The retrospective matched cohort study analysed UK Clinical Practice Research Datalink data for 68,897 patients with gout and 554 964 matched patients without gout. Patients were aged ≥18 years, registered at UK practices, had ≥12 months of clinical data and had data linked with Hospital Episode Statistics. Patients with a history of advanced CKD, juvenile gout, cancer, HIV, tumour lysis syndrome, Lesch-Nyhan syndrome or familial Mediterranean fever were excluded.

The incidence of advanced CKD incidence was higher for patients with gout (8.54 [95% CI, 8.26-8.83] per 1000 patient-years) versus without gout (4.08 [95% CI, 4.00-4.16] per 1000 patient-years). After adjustment, gout was associated with an increased risk of advanced CKD (HR, 1.29; 95% CI, 1.23-1.35).

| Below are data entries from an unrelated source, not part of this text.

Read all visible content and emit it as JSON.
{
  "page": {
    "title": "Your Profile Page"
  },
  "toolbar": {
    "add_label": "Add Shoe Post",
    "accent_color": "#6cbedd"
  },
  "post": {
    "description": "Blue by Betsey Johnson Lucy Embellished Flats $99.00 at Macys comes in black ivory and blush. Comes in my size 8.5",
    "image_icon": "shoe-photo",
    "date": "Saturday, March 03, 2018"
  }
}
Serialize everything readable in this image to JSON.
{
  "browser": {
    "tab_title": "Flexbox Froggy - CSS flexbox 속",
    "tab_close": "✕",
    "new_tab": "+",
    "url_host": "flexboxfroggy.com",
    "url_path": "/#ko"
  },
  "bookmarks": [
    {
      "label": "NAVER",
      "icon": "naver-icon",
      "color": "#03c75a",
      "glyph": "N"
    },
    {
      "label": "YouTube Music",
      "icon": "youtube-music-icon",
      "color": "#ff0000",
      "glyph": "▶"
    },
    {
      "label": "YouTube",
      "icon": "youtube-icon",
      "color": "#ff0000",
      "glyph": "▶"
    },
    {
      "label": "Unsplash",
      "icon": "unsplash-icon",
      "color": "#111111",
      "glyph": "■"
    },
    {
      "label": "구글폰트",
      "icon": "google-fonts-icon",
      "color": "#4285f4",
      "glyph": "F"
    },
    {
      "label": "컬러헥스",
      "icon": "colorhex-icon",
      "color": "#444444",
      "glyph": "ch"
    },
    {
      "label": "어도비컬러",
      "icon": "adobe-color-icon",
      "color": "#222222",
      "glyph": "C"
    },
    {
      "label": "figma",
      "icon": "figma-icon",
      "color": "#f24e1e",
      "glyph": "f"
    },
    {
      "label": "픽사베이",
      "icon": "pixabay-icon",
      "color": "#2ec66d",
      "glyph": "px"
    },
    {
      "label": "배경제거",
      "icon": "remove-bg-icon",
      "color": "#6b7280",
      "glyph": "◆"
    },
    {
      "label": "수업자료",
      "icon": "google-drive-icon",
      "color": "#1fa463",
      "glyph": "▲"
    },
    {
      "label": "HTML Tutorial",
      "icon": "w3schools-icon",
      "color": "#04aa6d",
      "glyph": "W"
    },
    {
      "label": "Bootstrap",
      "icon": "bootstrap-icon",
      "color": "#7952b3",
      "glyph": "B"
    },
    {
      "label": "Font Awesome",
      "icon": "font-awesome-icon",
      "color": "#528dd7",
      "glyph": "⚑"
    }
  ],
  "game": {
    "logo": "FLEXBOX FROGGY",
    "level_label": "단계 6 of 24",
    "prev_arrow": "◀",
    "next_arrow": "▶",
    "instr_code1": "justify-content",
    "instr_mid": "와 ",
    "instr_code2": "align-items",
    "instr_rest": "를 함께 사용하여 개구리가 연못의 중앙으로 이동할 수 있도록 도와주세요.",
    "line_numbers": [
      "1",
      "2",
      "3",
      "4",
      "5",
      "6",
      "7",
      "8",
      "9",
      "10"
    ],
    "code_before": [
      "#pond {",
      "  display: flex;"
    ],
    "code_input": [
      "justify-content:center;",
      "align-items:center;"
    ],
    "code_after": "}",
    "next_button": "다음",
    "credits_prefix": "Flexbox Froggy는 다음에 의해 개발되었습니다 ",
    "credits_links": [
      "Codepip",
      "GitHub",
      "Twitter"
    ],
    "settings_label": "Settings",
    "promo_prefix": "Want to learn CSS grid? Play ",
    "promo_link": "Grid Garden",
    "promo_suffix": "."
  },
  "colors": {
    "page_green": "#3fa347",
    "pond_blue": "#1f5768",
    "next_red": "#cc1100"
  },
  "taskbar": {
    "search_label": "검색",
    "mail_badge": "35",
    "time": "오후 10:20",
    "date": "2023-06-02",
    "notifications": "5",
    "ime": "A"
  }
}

The association was strongest for end-stage kidney disease (HR, 2.13; 95% CI 1.73-2.61) and was present for estimated glomerular filtration rate <10 mL/min/1.73 m² (HR, 1.45; 95% CI, 1.30-1.61) and serum creatinine doubling (HR, 1.13; 95% CI, 1.08-1.19) but not for CKD-associated death (HR, 1.14; 95% CI, 0.99-1.31).

The association of gout with advanced CKD was replicated in propensity-score matched analysis (HR, 1.23; 95% CI, 1.17-1.29) and when the analysis was limited to patients with incident gout (HR, 1.28; 95% CI, 1.22-1.35).

The authors call for future studies to investigate whether controlling gout is protective and reduces CKD risk.